Speaker B:He hunts down the guy that ran him over and buries him in a well in his backyard.
Speaker C:Huh.
Speaker B:That was the original unique, unique plot line right there.
Speaker B:Yeah.
Speaker B:Which I'd see that too.
Speaker A:Yeah, absolutely.
Speaker A:That, that almost kind of would remind me of like law abiding citizen with just the.
Speaker A:The.
Speaker A:His dead wife and he goes and hunts the people down, everyone responsible for it.
Speaker A:Like I could, I could see that have turning into something that's a plot.
Speaker C:Isn't that the plot of like 40% of movies though?
Speaker C:I feel.
Speaker A:Yeah.
Speaker B:Proxy the dog.
Speaker B:Yeah.
Speaker B:John Wicken.
Speaker B:Yeah.
Speaker C:So I'm wondering if they, if they made that plot just out of like individuality, you know?
Speaker B:Yeah, yeah.
Speaker B:I don't know.
Speaker B:Or maybe they met Paul Dano and were like, man, you can be really creepy.
Speaker B:We need to use that.
Speaker A:And then somehow found an equally creepy dude to be the semi related creepy dude in the movie.
Speaker B:I know, I know.
Speaker B:So much creepiness.
Speaker B:Just dread all around.
Speaker A:Nick and I were talking and, and earlier and he was talking about like, man, like Paul Dano got so in this movie and it was like, yeah, it's no wonder he became the Riddler in the Batman.
Speaker A:These two take place in the same universe.
Speaker B:I've actually got a question about it too.
Speaker B:About Paul Dano specifically.
Speaker B:So this is really interesting.
Speaker B:I actually wondered this like, because I was watching this as a father, because I actually, I've seen this a couple of times.
Speaker B:I never saw it single, you know, I never saw it without kids.
Speaker A:This was my first time.
Speaker B:Yeah.
Speaker B:So it's interesting you saw it without kids.

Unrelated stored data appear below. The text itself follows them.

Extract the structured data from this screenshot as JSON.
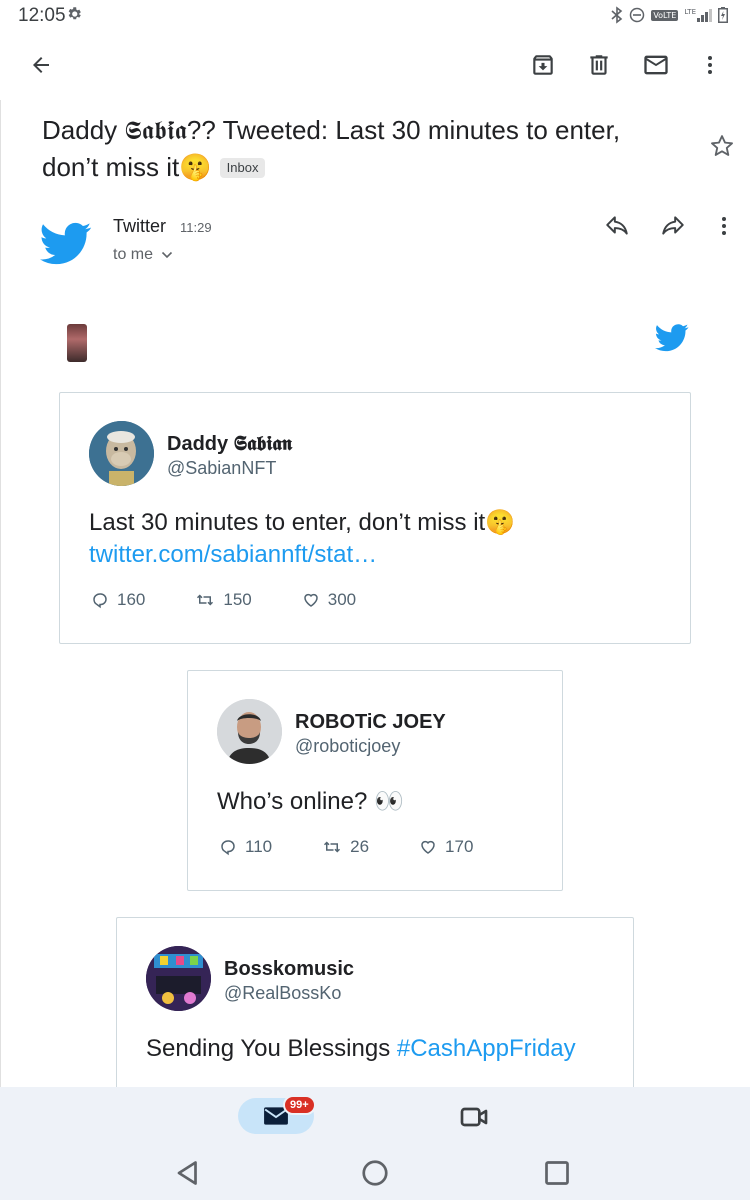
{
  "status_bar": {
    "time": "12:05",
    "network_badge": "VoLTE",
    "lte_label": "LTE"
  },
  "toolbar": {
    "icons": [
      "back-arrow-icon",
      "archive-icon",
      "delete-icon",
      "mark-unread-icon",
      "more-vert-icon"
    ]
  },
  "email": {
    "subject": "Daddy 𝕾𝖆𝖇𝖎́𝖆?? Tweeted: Last 30 minutes to enter, don’t miss it🤫",
    "label_chip": "Inbox",
    "sender": "Twitter",
    "time": "11:29",
    "recipient": "to me"
  },
  "tweets": [
    {
      "name": "Daddy 𝕾𝖆𝖇𝖎𝖆𝖓",
      "handle": "@SabianNFT",
      "text": "Last 30 minutes to enter, don’t miss it🤫",
      "link": "twitter.com/sabiannft/stat…",
      "replies": "160",
      "retweets": "150",
      "likes": "300"
    },
    {
      "name": "ROBOTiC JOEY",
      "handle": "@roboticjoey",
      "text": "Who’s online? 👀",
      "replies": "110",
      "retweets": "26",
      "likes": "170"
    },
    {
      "name": "Bosskomusic",
      "handle": "@RealBossKo",
      "text_plain": "Sending You Blessings ",
      "hashtag": "#CashAppFriday"
    }
  ],
  "bottom_nav": {
    "mail_badge": "99+"
  },
  "colors": {
    "twitter_blue": "#1d9bf0",
    "badge_red": "#d93025",
    "nav_bg": "#eef2f8",
    "pill_bg": "#c8e4f9"
  }
}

Speaker B:I never saw it without kids.
Speaker B:But the writer Gazikowski said that he wrote this before he had kids and he said that after having them and re watching it that he doesn't know if he ever could have written it or been a part of the film.
Speaker B:They said it was too.
Speaker B:It would be too personal and too painful for him.
Speaker A:I'm not surprised.
Speaker A:Yeah.
Speaker A:There's a certain level of Darkness you can go to when you don't have a genuine connection to it.
Speaker A:Just kind of a.
Speaker A:A tertiary mental connection to it.
Speaker A:So, yeah, I can imagine that would be hellacious to try to put yourself in that position and live through all of that to get something this well written out.
Speaker C:Cinematography and acting sounds like horribly stressful and emotional, emotionally taxing on you.
Speaker C:You know, like every people aspire to be these big time celebrities and walk the red carpet and win that Oscar.
Speaker C:You know, everybody looks up to Bradley Cooper and whoever else, you know, who the biggest people are in the industry these days.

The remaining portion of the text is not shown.